Ich wundere mich darüber, daß so wenig kritische Augen die Unwahrheit dieses Stückes bemerkt haben. Denn es wäre diesmal
wahrhaftig nicht gar so schwer gewesen. Aber es gibt eine «tätige Unwissenheit», die ganz besonders wenig davon weiß, was ein Menschenherz erleben kann und was nicht.
Immer mehr verliert unsere Kritik den großen Zug, der aus wirklicher Weltkenntnis und tüchtigem Wollen hervorgeht, und immer tiefer sinkt dabei der Geschmack des Publikums. Wir dürfen uns nicht unklar darüber sein, daß die Kritik von großem Einfluß ist auf die Erziehung des Publikums. Es ist dies in künstlerischen Dingen viel mehr der Fall als in solchen, wo es mehr auf das Urteil des Verstandes ankommt. Wenn jemand ein falsches Verstandesurteil fällt, so werde ich in verhältnismäßig kurzer Zeit imstande sein, ihn von seinem Irrtum abzubringen, indem ich ihm die Wahrheit handgreiflich mache. Ein Gleiches gilt nicht vom Geschmacksurteile. Das ist das Produkt eines längeren Erziehungsprozesses. Ich werde niemand so leicht von der Unwahrheit Sudermannscher Figuren überzeugen, wenn er in seinem Leibblatte seit langer Zeit liest, so müsse es der «neue Dichter» machen. Namentlich wird es schwer sein, an die Stelle eingefleischter Trivialitäten etwas Besseres zu setzen.
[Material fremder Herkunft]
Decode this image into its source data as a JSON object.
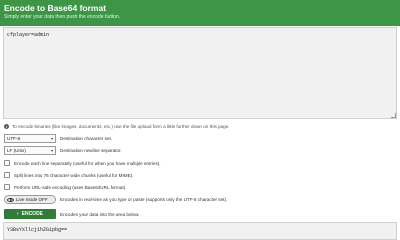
{
  "header": {
    "title": "Encode to Base64 format",
    "subtitle": "Simply enter your data then push the encode button."
  },
  "input": {
    "value": "cfplayer=admin"
  },
  "info": {
    "icon": "info-icon",
    "text": "To encode binaries (like images, documents, etc.) use the file upload form a little further down on this page."
  },
  "options": {
    "charset": {
      "selected": "UTF-8",
      "label": "Destination character set."
    },
    "newline": {
      "selected": "LF (Unix)",
      "label": "Destination newline separator."
    },
    "checkboxes": [
      {
        "label": "Encode each line separately (useful for when you have multiple entries).",
        "checked": false
      },
      {
        "label": "Split lines into 76 character wide chunks (useful for MIME).",
        "checked": false
      },
      {
        "label": "Perform URL-safe encoding (uses Base64URL format).",
        "checked": false
      }
    ],
    "live_mode": {
      "label": "Live mode OFF",
      "description": "Encodes in real-time as you type or paste (supports only the UTF-8 character set)."
    }
  },
  "encode": {
    "button_label": "ENCODE",
    "description": "Encodes your data into the area below."
  },
  "output": {
    "value": "Y3BsYXllcj1hZG1pbg=="
  },
  "colors": {
    "header_green": "#3d9645",
    "button_green": "#2f7d36"
  }
}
Ich habe dies alles hier nur gesagt, um die schiefe Bahn zu kennzeichnen, auf die uns «tätige Unwissenheit» gebracht hat. Zu gesunden Zuständen werden wir erst wieder kommen, wenn an die Stelle des Kritikers, der nichts weiß und über dies urteilt, jener tritt, der auf Grund einer in sich gefestigten Lebens- und Weltanschauung an die geistigen Erzeugnisse seiner Zeitgenossen herantritt. Heute finden wir statt einer tüchtigen, aber in fortwährender Entwicklung begriffenen Auffassung der Dinge willkürliche, auf nichts gestützte Kunst- und Wissenschaftsrezepte; die journalistischen Rekruten gebrauchen ihre plumpen Schießprügel als kritische Marschallstäbe.
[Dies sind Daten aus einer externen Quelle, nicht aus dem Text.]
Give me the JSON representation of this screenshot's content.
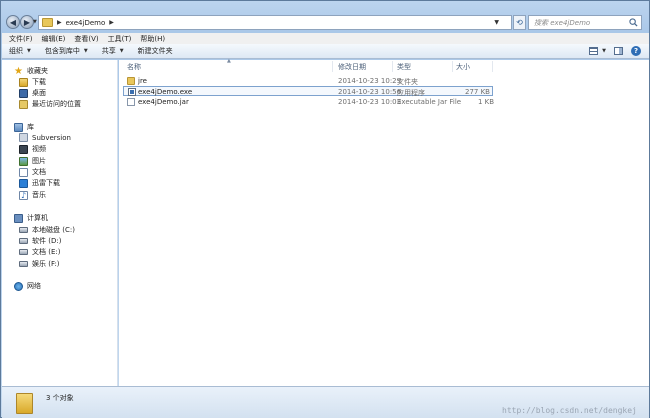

Unter solchen Verhältnissen ist es kein Wunder, wenn die Kritik für den produktiven Geist zumeist ganz unfruchtbar bleibt, und wenn eine Verständigung über den Wert zeitgenössischer Literaturprodukte geradezu ein Ding der Unmöglichkeit ist. Ich bin überzeugt davon, daß ein literarisches Produkt von wirklichem Werte von zwei Leuten, die auf eine geläuterte Lebensansicht
sich stützen, in den seltensten Fällen in ganz entgegengesetzter Weise beurteilt wird. Heute wird ein Buch von dem einen für ein europäisches Ereignis erklärt, das der andere für das Produkt der reinsten Eselei hält. Solche Urteile können wohl der subjektiven Willkür, nicht aber wahrer Sachkenntnis und Weltvertiefung entstammen.
Solchen Verhältnissen gegenüber möchte man nicht gern sein Urteil über zeitgenössische Literaturprodukte durch das Letternmaterial des Buchdruckers festnageln. Es kommt nicht viel dabei heraus. Zuweilen aber muß man doch etwas sagen über dies oder jenes, zumal wenn es so typischer Natur ist, wie das kleine Büchlein, über das ich nun ein paar Worte hierhersetzen will. Ich meine Richard Spechts kleine dramatische Skizze «Sündentraum». Mich hat das Büchelchen interessiert. Sein Verfasser hat einen Gedanken gehabt:
«Ein jeder sündigt, sei's auch nur im Traum, In jedem Herzen hat die Sünde Raum, Denn eins nur gibt es, was das Leben treibt, Nur eines, das im Wechsel dauernd bleibt, Das Glück zu jagen, das doch stets versprüht, Die Flamme fachen, die in Nacht verglüht.»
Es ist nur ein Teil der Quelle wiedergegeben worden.